2. Change MAC address?
3. Create new account on Blogger/Tumblr/etc.
Yes fuck Chinese government, but 5 years later western governments will follow this way
I don't want to minimize the assault on our privacy and anonymity from all directions, but the one positive trend in the US and Canada has been toward less ID or no ID for using Internet cafes.
I remember the early days of Internet cafes in North America, and they very often wanted to see ID.
These days there are lots of public wifi hotspots, where at most they ask for an email address (a throwaway email address works fine). The purpose of collecting an email address appears to be CYA -- they get some assurance that you've agreed to their Terms and Conditions.
Some of the "western" bars even have a vpn running so you can browse facebook when connecting to their wifi.
The danger of retaining your real MAC should be obvious; it's a unique identifier specific to your machine that will at least significantly narrow the scope of the machine/owner your adversaries are looking for if it doesn't give the investigators a direct link back to you (e.g., manufacturer records MAC addresses next to serial numbers, adversary gains access to manufacturer's data and sees "MAC X / Serial No Y sold to consumer Z online").

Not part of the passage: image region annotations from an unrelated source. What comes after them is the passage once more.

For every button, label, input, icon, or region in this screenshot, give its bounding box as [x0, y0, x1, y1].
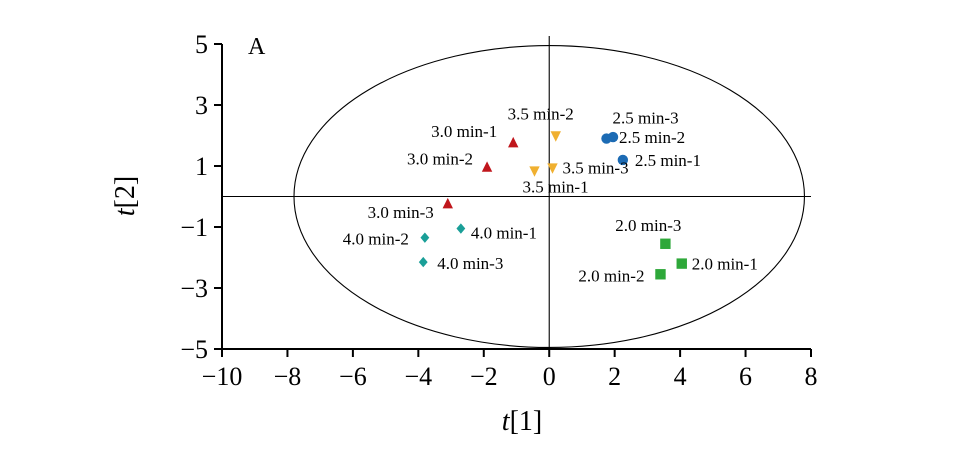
x-tick-label: −4 — [404, 362, 432, 391]
data-point-2-0-min — [676, 258, 687, 269]
x-tick-label: 2 — [608, 362, 621, 391]
point-label: 3.0 min-2 — [407, 150, 473, 169]
y-tick-label: −5 — [180, 335, 208, 364]
point-label: 2.5 min-2 — [619, 128, 685, 147]
x-tick-label: −8 — [274, 362, 302, 391]
point-label: 3.0 min-3 — [368, 203, 434, 222]
data-point-3-0-min — [442, 197, 453, 209]
y-tick-label: −3 — [180, 274, 208, 303]
data-point-3-5-min — [547, 163, 558, 174]
y-axis-title: t[2] — [110, 176, 141, 216]
y-tick-label: 5 — [195, 30, 208, 59]
data-point-3-5-min — [550, 131, 561, 142]
data-point-4-0-min — [418, 256, 428, 268]
x-tick-label: −10 — [202, 362, 243, 391]
x-axis-title-italic: t — [502, 406, 511, 437]
data-point-3-0-min — [481, 161, 493, 172]
point-label: 4.0 min-2 — [343, 230, 409, 249]
data-point-4-0-min — [456, 223, 466, 234]
point-label: 2.0 min-2 — [578, 266, 644, 285]
point-label: 2.5 min-3 — [612, 109, 678, 128]
data-point-4-0-min — [420, 232, 430, 243]
y-axis-title-italic: t — [110, 207, 141, 216]
data-point-2-0-min — [660, 238, 671, 249]
x-tick-label: 8 — [805, 362, 818, 391]
data-point-2-0-min — [655, 269, 666, 280]
x-tick-label: 6 — [739, 362, 752, 391]
x-axis-title: t[1] — [502, 406, 542, 437]
point-label: 2.5 min-1 — [635, 151, 701, 170]
data-point-3-5-min — [529, 166, 540, 177]
point-label: 3.5 min-2 — [508, 105, 574, 124]
x-axis-title-rest: [1] — [510, 406, 543, 437]
data-point-2-5-min — [617, 154, 629, 166]
point-label: 2.0 min-1 — [692, 255, 758, 274]
point-label: 4.0 min-1 — [471, 224, 537, 243]
y-tick-label: 3 — [195, 91, 208, 120]
y-tick-label: −1 — [180, 213, 208, 242]
x-tick-label: −6 — [339, 362, 367, 391]
y-axis-title-rest: [2] — [110, 176, 141, 209]
x-tick-label: 4 — [674, 362, 687, 391]
point-label: 3.5 min-1 — [522, 178, 588, 197]
point-label: 3.0 min-1 — [431, 122, 497, 141]
y-tick-label: 1 — [195, 152, 208, 181]
data-point-2-5-min — [601, 133, 612, 144]
point-label: 4.0 min-3 — [437, 254, 503, 273]
data-point-3-0-min — [508, 136, 519, 148]
x-tick-label: 0 — [543, 362, 556, 391]
panel-label: A — [248, 34, 266, 60]
point-label: 2.0 min-3 — [615, 216, 681, 235]
point-label: 3.5 min-3 — [562, 159, 628, 178]
x-tick-label: −2 — [470, 362, 498, 391]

Depending on the configuration of the router on the open access points, it may be possible to retrieve a list of all connected MACs over the whole lifetime of the router. Then they simply have to correlate, "OK, which machines had a lease when the access from this machine was made?", and then investigate the 5 matches that come up.
This is not very safe, clearly.
That aside, MAC addresses can be easily changed and spoofed.
If one was really concerned, a throw away USB WiFi dongle could be used.